Maybe I could go,” Mitchell said slowly.
“You?” Archie asked.
“Yeah,” he said, with more confidence this time. “I’d get Nick the Nurse to take me. I’ll tell him I need a refill for my asthma inhaler; my mom sent the prescription to the pharmacy in town just in case I needed more. She told me before I came.”
Oliver looked a little skeptical. “Nick is just going to say he can get it for you. He won’t take you with him all the way into town.”
But now Sasha spoke, and with such surety that Vivian looked at her with awe. “Mitchell can just say they need to make sure to get the right kind, that sometimes people mess it up—or he needs to ask the pharmacist a question about the dosages,” she said. “Trust me—I know all about allergies. Nick will do whatever it takes to make sure Mitchell has his meds.”

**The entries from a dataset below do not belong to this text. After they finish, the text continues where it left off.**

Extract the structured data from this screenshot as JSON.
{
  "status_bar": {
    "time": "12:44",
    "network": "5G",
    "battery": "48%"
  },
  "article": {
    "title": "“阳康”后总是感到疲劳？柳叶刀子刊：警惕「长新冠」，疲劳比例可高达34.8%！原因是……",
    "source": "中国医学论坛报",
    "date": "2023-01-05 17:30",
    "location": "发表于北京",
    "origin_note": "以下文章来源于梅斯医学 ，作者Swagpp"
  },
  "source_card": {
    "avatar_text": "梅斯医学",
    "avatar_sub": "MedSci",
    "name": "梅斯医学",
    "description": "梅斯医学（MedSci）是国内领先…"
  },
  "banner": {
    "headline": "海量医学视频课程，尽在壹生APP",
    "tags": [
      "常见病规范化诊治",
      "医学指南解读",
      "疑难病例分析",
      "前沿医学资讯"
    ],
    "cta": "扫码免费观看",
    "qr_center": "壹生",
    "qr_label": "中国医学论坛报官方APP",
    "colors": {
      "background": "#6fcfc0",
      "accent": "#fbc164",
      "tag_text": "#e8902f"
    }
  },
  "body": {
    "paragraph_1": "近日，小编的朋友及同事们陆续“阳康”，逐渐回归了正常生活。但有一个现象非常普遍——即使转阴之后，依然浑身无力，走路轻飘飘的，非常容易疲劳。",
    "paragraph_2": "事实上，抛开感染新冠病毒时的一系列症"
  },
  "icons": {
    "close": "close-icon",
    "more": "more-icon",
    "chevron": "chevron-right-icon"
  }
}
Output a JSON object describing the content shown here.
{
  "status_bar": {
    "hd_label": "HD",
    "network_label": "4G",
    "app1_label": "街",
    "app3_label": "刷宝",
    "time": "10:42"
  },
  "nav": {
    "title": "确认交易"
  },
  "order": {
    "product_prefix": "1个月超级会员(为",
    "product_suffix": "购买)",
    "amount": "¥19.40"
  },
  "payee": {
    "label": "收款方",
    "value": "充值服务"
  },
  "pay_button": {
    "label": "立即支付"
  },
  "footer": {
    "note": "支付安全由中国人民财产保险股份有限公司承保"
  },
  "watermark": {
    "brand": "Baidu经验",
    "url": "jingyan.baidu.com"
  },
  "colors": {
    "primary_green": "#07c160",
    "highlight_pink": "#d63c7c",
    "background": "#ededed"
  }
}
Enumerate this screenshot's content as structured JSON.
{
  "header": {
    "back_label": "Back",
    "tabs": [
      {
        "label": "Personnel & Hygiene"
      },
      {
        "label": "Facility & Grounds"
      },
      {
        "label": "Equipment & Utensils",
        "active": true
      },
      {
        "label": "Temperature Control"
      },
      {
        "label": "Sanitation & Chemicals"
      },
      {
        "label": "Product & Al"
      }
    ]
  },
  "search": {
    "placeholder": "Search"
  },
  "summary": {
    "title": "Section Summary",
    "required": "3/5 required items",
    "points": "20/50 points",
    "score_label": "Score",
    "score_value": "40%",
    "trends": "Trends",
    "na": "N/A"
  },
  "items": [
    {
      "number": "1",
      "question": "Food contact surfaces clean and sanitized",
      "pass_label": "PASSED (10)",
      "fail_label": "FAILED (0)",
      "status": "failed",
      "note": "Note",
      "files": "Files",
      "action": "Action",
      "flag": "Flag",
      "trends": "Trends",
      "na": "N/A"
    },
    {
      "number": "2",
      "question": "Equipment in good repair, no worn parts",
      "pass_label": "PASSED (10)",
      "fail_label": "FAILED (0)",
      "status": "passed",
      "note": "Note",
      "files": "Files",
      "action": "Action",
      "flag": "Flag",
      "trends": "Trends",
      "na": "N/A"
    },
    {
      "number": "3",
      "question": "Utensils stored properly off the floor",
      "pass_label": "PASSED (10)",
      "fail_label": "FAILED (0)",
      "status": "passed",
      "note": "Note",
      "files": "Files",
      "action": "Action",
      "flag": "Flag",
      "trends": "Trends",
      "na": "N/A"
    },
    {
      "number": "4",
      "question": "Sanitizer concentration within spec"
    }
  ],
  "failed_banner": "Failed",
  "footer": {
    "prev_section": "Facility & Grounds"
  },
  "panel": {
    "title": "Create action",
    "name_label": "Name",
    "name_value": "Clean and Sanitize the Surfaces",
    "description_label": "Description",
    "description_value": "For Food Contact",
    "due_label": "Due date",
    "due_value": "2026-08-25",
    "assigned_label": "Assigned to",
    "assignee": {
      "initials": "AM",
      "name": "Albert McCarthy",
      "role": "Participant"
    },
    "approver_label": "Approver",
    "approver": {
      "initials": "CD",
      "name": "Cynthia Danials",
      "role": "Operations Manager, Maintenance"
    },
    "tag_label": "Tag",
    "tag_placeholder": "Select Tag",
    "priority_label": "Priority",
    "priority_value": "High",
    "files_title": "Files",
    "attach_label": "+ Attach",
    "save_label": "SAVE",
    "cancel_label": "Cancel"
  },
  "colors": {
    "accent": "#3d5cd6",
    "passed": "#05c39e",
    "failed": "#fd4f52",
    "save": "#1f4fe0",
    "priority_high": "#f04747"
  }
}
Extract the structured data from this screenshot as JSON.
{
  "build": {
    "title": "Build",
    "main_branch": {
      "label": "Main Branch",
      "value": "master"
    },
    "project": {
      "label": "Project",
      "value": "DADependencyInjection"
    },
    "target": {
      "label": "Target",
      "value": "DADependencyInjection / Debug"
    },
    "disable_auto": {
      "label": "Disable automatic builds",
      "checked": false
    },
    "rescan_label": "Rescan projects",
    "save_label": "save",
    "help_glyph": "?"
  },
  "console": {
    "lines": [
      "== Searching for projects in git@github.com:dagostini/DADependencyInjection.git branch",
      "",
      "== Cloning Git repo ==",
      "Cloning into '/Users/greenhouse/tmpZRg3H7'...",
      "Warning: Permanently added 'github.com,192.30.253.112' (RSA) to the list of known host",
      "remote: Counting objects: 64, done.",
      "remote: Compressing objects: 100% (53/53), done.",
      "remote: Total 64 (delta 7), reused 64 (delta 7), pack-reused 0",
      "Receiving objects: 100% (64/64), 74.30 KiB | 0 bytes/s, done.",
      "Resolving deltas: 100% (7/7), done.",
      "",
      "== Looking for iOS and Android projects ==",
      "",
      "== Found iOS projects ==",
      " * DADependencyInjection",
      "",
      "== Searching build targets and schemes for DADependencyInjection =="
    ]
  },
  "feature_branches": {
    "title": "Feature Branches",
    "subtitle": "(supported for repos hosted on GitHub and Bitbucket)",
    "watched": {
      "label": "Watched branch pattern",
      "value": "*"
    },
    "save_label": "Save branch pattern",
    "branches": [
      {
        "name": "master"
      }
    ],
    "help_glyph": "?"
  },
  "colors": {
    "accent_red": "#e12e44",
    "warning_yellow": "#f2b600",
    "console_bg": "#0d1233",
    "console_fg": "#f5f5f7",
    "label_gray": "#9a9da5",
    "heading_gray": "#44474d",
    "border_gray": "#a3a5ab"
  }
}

Vivian didn’t know what to say. If she’d learned anything in the past two days it was she she’d clearly underestimated Sasha. And Archie, for that matter. She looked around at the little group—they were all smiling and nodding at Sasha’s little plan. Had she also misjudged Oliver? And Mitchell?
For most of the summer Vivian had assumed that the other kids had no interest in being her friend, so there was no point in trying. But maybe the reason why she didn’t get along with the other kids wasn’t because they disliked her . . . but because she acted like she didn’t like them. It was an uncomfortable thought. But Vivian had been having a lot of uncomfortable thoughts lately.
Maybe that was the whole reason why she didn’t have anyone at school except Margot. Maybe it wasn’t because she was a terrible person, but because she wasn’t open to the people around her. People like Sasha.
“So I’ll get into the office tonight,” Archie said. “And get the Beaumonts’ address and print out all the pictures. Vivian and Sasha will need to get the letter together after lights out. Could you be ready to go tomorrow, Mitchell?”
Mitchell took a deep breath, and nodded.
“But why does he get to do everything?” Oliver asked. “I mean, this is serious stuff. If we mess this up, the whole plan is ruined.”
Mitchell and Sasha exchanged a look, one Vivian couldn’t decipher. Then Sasha spoke. “You guys are great at cons, there’s no contest there,” she said. “But maybe now’s different. Maybe now, for something like this you need people with different skills—people like me and Mitchell?”
Archie spoke up, and his voice sounded different somehow. Almost . . . nice.
“You may have a point,” he said. “Maybe it’s time for us to accept that you guys are the only ones who can really make this work.”